Be careful adding a lot of nitrogen to bermuda grass if you're in drought conditions. Bermuda does use nitrogen, but adding a high dose of nitrogen will push upward growth. If you're not getting much rain or thoroughly irrigating quite a bit, this could weaken the turf. Push with nitrogen in the cooler, growing months. I back off the nitrogen with lower doses and slow release apps in the summer.


----------



## Wmestes (Jul 11, 2021)

Soil test this summer showed 7.1 ph level, and slightly low phosphorus and potassium. I have bermuda grass and don't want to put down much more nitrogen. I put down some 18-24-12 at the end of August. Is there anything I can put down in October to help with phosphorus and potassium? Just trying to get soil a little healthier before winter.


----------



## g-man (Jun 15, 2017)

If you want to do more phosphorus without nitrogen, then you will need to find TSP. MAP might be easier to find but it has some nitrogen.
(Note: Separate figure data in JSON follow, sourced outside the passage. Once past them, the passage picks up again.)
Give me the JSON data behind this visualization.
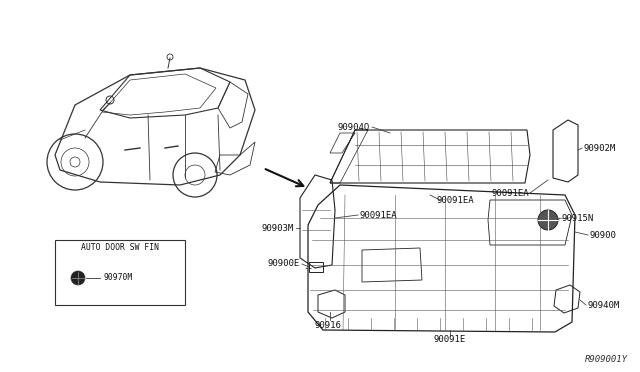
{
  "background_color": "#ffffff",
  "diagram_id": "R909001Y",
  "box_label": "AUTO DOOR SW FIN",
  "box_part": "90970M",
  "label_font": 6.5,
  "line_color": "#222222",
  "car_color": "#333333"
}
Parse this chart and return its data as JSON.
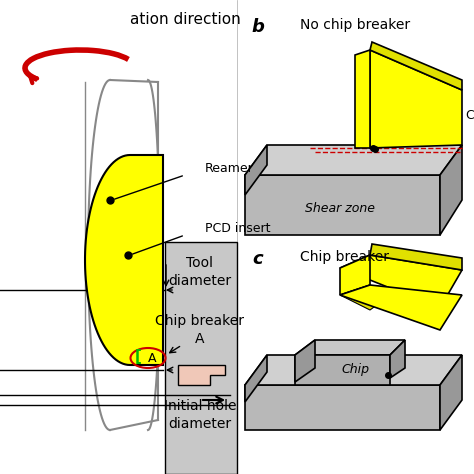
{
  "bg_color": "#ffffff",
  "yellow": "#ffff00",
  "yellow_dark": "#e0e000",
  "gray_box": "#c8c8c8",
  "pink": "#f0c8b8",
  "red": "#cc0000",
  "green": "#00bb00",
  "blk3d_front": "#b8b8b8",
  "blk3d_top": "#d0d0d0",
  "blk3d_right": "#989898",
  "chip3d_top": "#c8c8c8",
  "chip3d_front": "#b0b0b0",
  "rot_dir": "ation direction",
  "reamer_lbl": "Reamer",
  "pcd_lbl": "PCD insert",
  "tool_dia": "Tool\ndiameter",
  "chip_brk": "Chip breaker\nA",
  "init_hole": "Initial hole\ndiameter",
  "b_lbl": "b",
  "c_lbl": "c",
  "no_chip_lbl": "No chip break",
  "chip_brk_lbl": "Chip breaker",
  "shear_lbl": "Shear zone",
  "chip_lbl": "Chip"
}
For potassium, SOP is the ideal, but MOP could work too.

Check the soil remediation guide in my signature for rates and products.


----------



## Wmestes (Jul 11, 2021)

g-man said:


> If you want to do more phosphorus without nitrogen, then you will need to find TSP. MAP might be easier to find but it has some nitrogen.
> 
> For potassium, SOP is the ideal, but MOP could work too.
> 
> Check the soil remediation guide in my signature for rates and products.


Have you ever heard of Phosgard Plus?


----------



## g-man (Jun 15, 2017)

No. Your soil test recommends pounds on the soil, not ounces.


----------



## Wmestes (Jul 11, 2021)

g-man said:


> No. Your soil test recommends pounds on the soil, not ounces.
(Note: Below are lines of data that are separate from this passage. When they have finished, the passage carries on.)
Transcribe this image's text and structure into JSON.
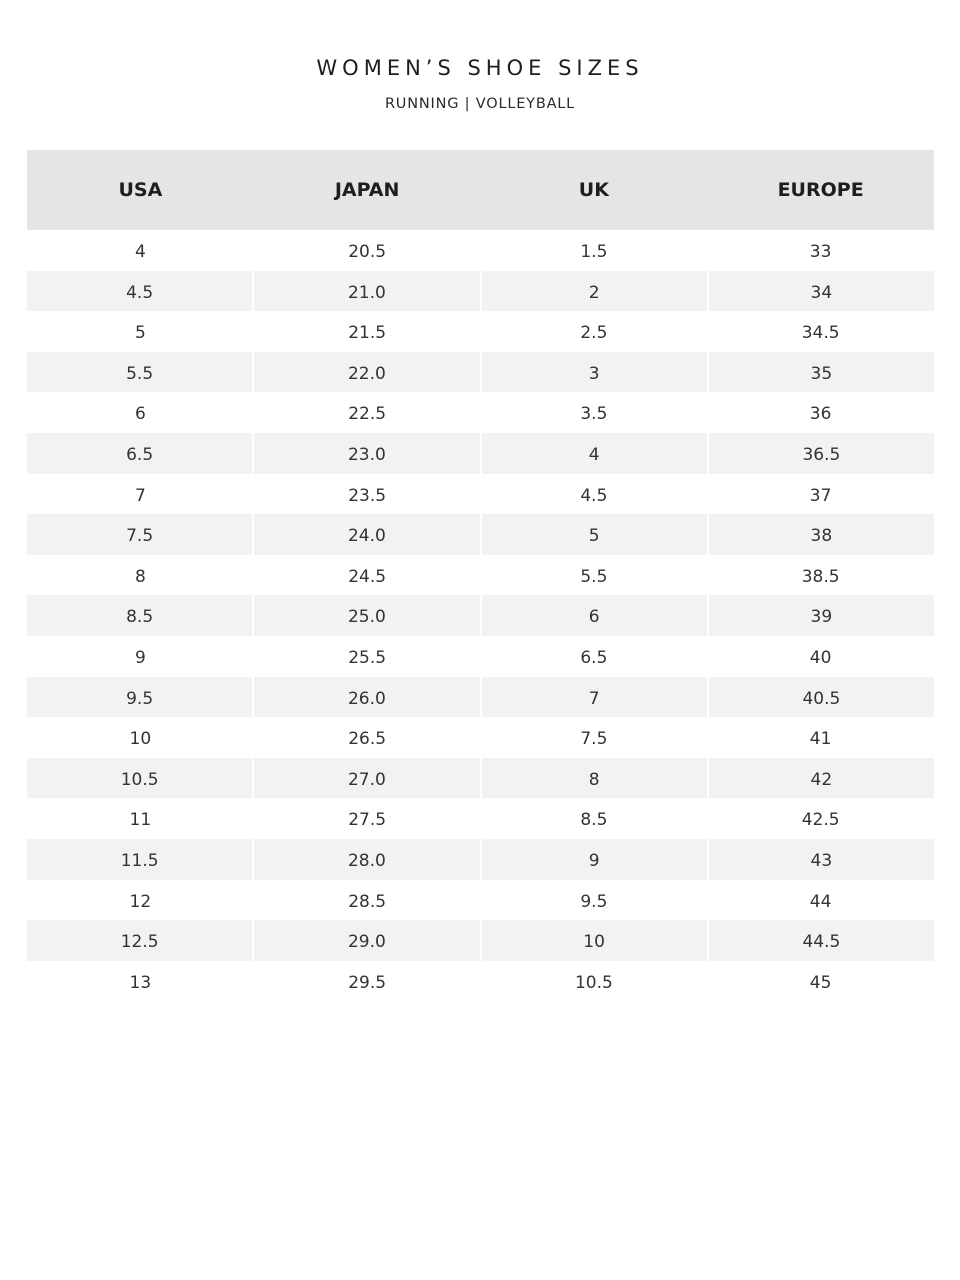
{
  "title": "WOMEN’S SHOE SIZES",
  "subtitle": "RUNNING | VOLLEYBALL",
  "colors": {
    "header_bg": "#e5e5e5",
    "stripe_bg": "#f2f2f2"
  },
  "columns": [
    "USA",
    "JAPAN",
    "UK",
    "EUROPE"
  ],
  "rows": [
    [
      "4",
      "20.5",
      "1.5",
      "33"
    ],
    [
      "4.5",
      "21.0",
      "2",
      "34"
    ],
    [
      "5",
      "21.5",
      "2.5",
      "34.5"
    ],
    [
      "5.5",
      "22.0",
      "3",
      "35"
    ],
    [
      "6",
      "22.5",
      "3.5",
      "36"
    ],
    [
      "6.5",
      "23.0",
      "4",
      "36.5"
    ],
    [
      "7",
      "23.5",
      "4.5",
      "37"
    ],
    [
      "7.5",
      "24.0",
      "5",
      "38"
    ],
    [
      "8",
      "24.5",
      "5.5",
      "38.5"
    ],
    [
      "8.5",
      "25.0",
      "6",
      "39"
    ],
    [
      "9",
      "25.5",
      "6.5",
      "40"
    ],
    [
      "9.5",
      "26.0",
      "7",
      "40.5"
    ],
    [
      "10",
      "26.5",
      "7.5",
      "41"
    ],
    [
      "10.5",
      "27.0",
      "8",
      "42"
    ],
    [
      "11",
      "27.5",
      "8.5",
      "42.5"
    ],
    [
      "11.5",
      "28.0",
      "9",
      "43"
    ],
    [
      "12",
      "28.5",
      "9.5",
      "44"
    ],
    [
      "12.5",
      "29.0",
      "10",
      "44.5"
    ],
    [
      "13",
      "29.5",
      "10.5",
      "45"
    ]
  ]
}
Is it too late in the year to put down the TSP and SOP? I'm in sw Missouri, so should have another 30 days of growing.


----------



## g-man (Jun 15, 2017)

I don't think so.


----------



## Wmestes (Jul 11, 2021)

g-man said:


> I don't think so.


Thank you for the help.


----------



## Wmestes (Jul 11, 2021)

I am now thinking about trying to lower PH, soil test indicates it is 7.1. I have bermuda and have read it normally likes 6.0 to 6.5. Is 7.1 that high for Bermuda? Is fall a good time to apply sulfur if I want to lower it?


----------



## Robs92k (May 9, 2021)

Wmestes said:


> I am now thinking about trying to lower PH, soil test indicates it is 7.1. I have bermuda and have read it normally likes 6.0 to 6.5. Is 7.1 that high for Bermuda? Is fall a good time to apply sulfur if I want to lower it?


I don't think you'll have the heat you need to break down elemental sulfur for the result you want, but also don't believe it will hurt.

AMS as your N source will help lower ph temp to help with other nutrient uptake. Maybe do this for your fall blitz and save the sulfur app for next year when you can realize the benefits more thoroughly.


----------